AZ an der Gathe bleibt in der Diskussion

Nein zum Zielbeschluss für die Gathe

Von Seiten der Stadt wird dem Rat ein Zielbeschluss für den Moscheebau vorgelegt um 2024 einen Bebauungsplan für das Gelände zwischen Markomannen – und Ludwigstraße. Die Pläne für Moschee und Gemeindezentrum überplanen das AZ.

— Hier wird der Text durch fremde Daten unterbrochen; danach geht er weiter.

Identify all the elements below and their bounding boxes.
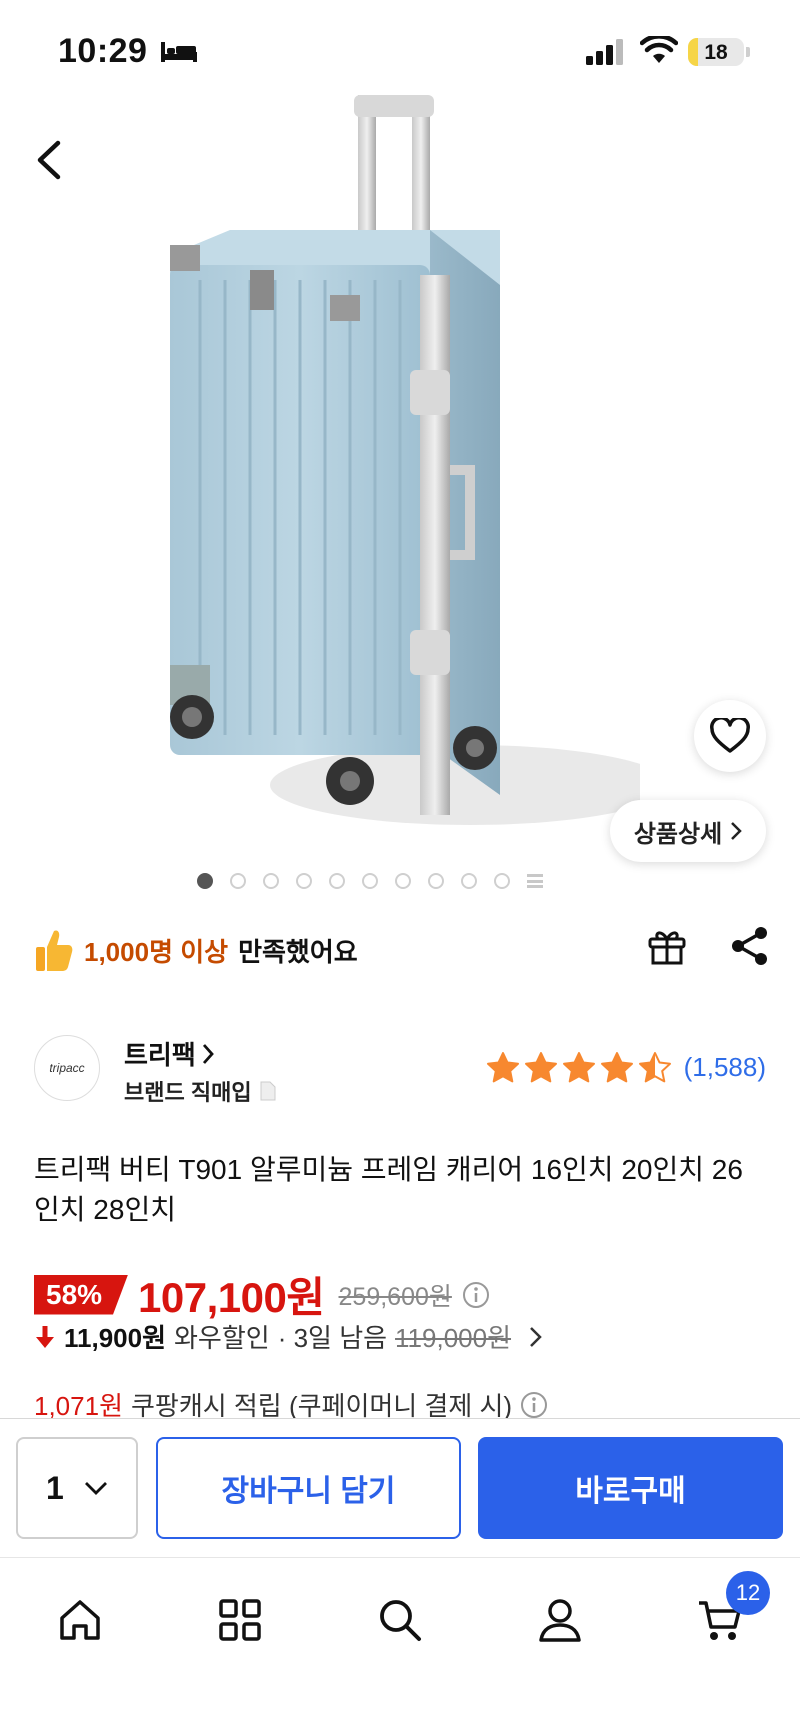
star-icon xyxy=(524,1052,557,1083)
wow-days-left: · 3일 남음 xyxy=(277,1323,388,1353)
tab-categories[interactable] xyxy=(208,1588,272,1652)
battery-tip xyxy=(746,47,750,57)
review-count[interactable]: (1,588) xyxy=(684,1052,766,1083)
add-to-cart-button[interactable]: 장바구니 담기 xyxy=(156,1437,461,1539)
gallery-dot[interactable] xyxy=(494,873,510,889)
brand-logo[interactable]: tripacc xyxy=(34,1035,100,1101)
quantity-select[interactable]: 1 xyxy=(16,1437,138,1539)
original-price: 259,600원 xyxy=(338,1282,452,1311)
gallery-dot[interactable] xyxy=(197,873,213,889)
back-arrow-icon[interactable] xyxy=(30,135,70,185)
gallery-dot[interactable] xyxy=(362,873,378,889)
brand-name: 트리팩 xyxy=(124,1040,196,1070)
user-icon xyxy=(539,1599,581,1642)
gallery-more-icon[interactable] xyxy=(527,873,543,889)
gallery-dot[interactable] xyxy=(329,873,345,889)
satisfaction-text: 만족했어요 xyxy=(238,936,358,967)
brand-logo-text: tripacc xyxy=(49,1061,85,1075)
battery-percent: 18 xyxy=(704,41,728,64)
brand-row: tripacc 트리팩 브랜드 직매입 (1,588) xyxy=(34,1035,766,1105)
buy-now-button[interactable]: 바로구매 xyxy=(478,1437,783,1539)
quantity-value: 1 xyxy=(46,1469,64,1506)
suitcase-product-image xyxy=(170,95,640,825)
satisfaction-banner: 1,000명 이상 만족했어요 xyxy=(34,920,358,980)
product-detail-label: 상품상세 xyxy=(633,820,723,848)
gallery-dot[interactable] xyxy=(263,873,279,889)
brand-link[interactable]: 트리팩 xyxy=(124,1035,214,1072)
grid-icon xyxy=(219,1599,261,1641)
sale-price: 107,100원 xyxy=(138,1274,325,1321)
tab-search[interactable] xyxy=(368,1588,432,1652)
wow-amount: 11,900원 xyxy=(64,1323,167,1353)
tab-bar xyxy=(0,1558,800,1732)
chevron-right-icon xyxy=(202,1043,214,1064)
price-row: 58% 107,100원 259,600원 xyxy=(34,1264,490,1325)
product-title: 트리팩 버티 T901 알루미늄 프레임 캐리어 16인치 20인치 26인치 … xyxy=(34,1154,743,1225)
star-icon xyxy=(600,1052,633,1083)
purchase-bar: 1 장바구니 담기 바로구매 xyxy=(0,1418,800,1558)
cart-count-badge: 12 xyxy=(726,1571,770,1615)
wow-discount-row[interactable]: 11,900원 와우할인 · 3일 남음 119,000원 xyxy=(34,1318,543,1355)
gallery-dot[interactable] xyxy=(395,873,411,889)
product-actions xyxy=(646,925,770,967)
arrow-down-icon xyxy=(36,1325,54,1348)
home-icon xyxy=(60,1600,100,1640)
brand-sub-label: 브랜드 직매입 xyxy=(124,1080,252,1105)
star-rating xyxy=(486,1051,672,1083)
gallery-dot[interactable] xyxy=(230,873,246,889)
wow-label: 와우할인 xyxy=(174,1323,270,1353)
cellular-signal-icon xyxy=(586,39,623,65)
info-icon[interactable] xyxy=(520,1391,548,1419)
product-image-gallery[interactable]: 상품상세 xyxy=(0,0,800,900)
gallery-dot[interactable] xyxy=(428,873,444,889)
search-icon xyxy=(380,1600,421,1641)
chevron-down-icon xyxy=(85,1482,107,1495)
share-icon[interactable] xyxy=(730,925,770,967)
gallery-pagination[interactable] xyxy=(0,873,800,889)
brand-direct-label: 브랜드 직매입 xyxy=(124,1075,276,1107)
document-icon xyxy=(260,1081,276,1101)
wow-original-price: 119,000원 xyxy=(395,1323,512,1353)
product-detail-button[interactable]: 상품상세 xyxy=(610,800,766,862)
discount-badge: 58% xyxy=(34,1274,129,1315)
wifi-icon xyxy=(640,36,678,63)
thumbs-up-icon xyxy=(36,930,73,971)
info-icon[interactable] xyxy=(462,1281,490,1309)
bed-icon xyxy=(161,42,197,62)
star-icon xyxy=(562,1052,595,1083)
chevron-right-icon xyxy=(731,822,742,840)
rating[interactable]: (1,588) xyxy=(486,1051,766,1083)
gallery-dot[interactable] xyxy=(461,873,477,889)
satisfaction-count: 1,000명 이상 xyxy=(84,936,229,967)
gallery-dot[interactable] xyxy=(296,873,312,889)
gift-icon[interactable] xyxy=(646,925,688,967)
star-icon xyxy=(638,1052,671,1083)
chevron-right-icon xyxy=(530,1326,542,1347)
star-icon xyxy=(486,1052,519,1083)
status-bar: 10:29 18 xyxy=(0,0,800,100)
heart-icon xyxy=(710,718,750,753)
tab-home[interactable] xyxy=(48,1588,112,1652)
wishlist-button[interactable] xyxy=(694,700,766,772)
battery-indicator: 18 xyxy=(688,38,744,66)
tab-my-account[interactable] xyxy=(528,1588,592,1652)
status-time: 10:29 xyxy=(58,32,148,70)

„In den vergangenen Tagen haben sich Organisationen für den Verbleib des Autonomen Zentrums Wuppertal an der Gathe oder zumindest im Quartier ausgesprochen“, stellt Gerd-Peter Zielezinski, Vorsitzender der Ratsfraktion DIE LINKE fest. „Schon als die Pläne der Ditib vor ca. 10 Jahren bekannt wurden, hieß es von Seiten der Stadt, man wolle sich um einen anderen geeigneten Standort für das AZ bemühen. Dieser Ersatzstandort wurde in all diesen Jahren nicht gefunden. Daher muss immer noch gelten, dass ohne neue, annehmbare Räume, das AZ an der Gathe bleibt.“

Der vorgelegte Zielbeschluss trägt diesem Umstand keine Rechnung und zeigt deutlich, dass die Stadt das Gemeindezentrum des Moscheevereins so schnell wie möglich verwirklichen möchte.

„Vor diesem Hintergrund ist Punkt 5 des Beschlusses zu lesen.‘Aktives‘ ‚Bemühen‘ der Stadt wird nicht reichen, denn die letzten Jahre haben gezeigt, diesen Alternativstandort gibt es nicht. Das AZ müsste also die Gathe verlassen, auch wenn es keinen Ersatzstandort geben wird. DIE LINKE lehnt das geplante Vorgehen entschieden ab!“, betont Zielezinski.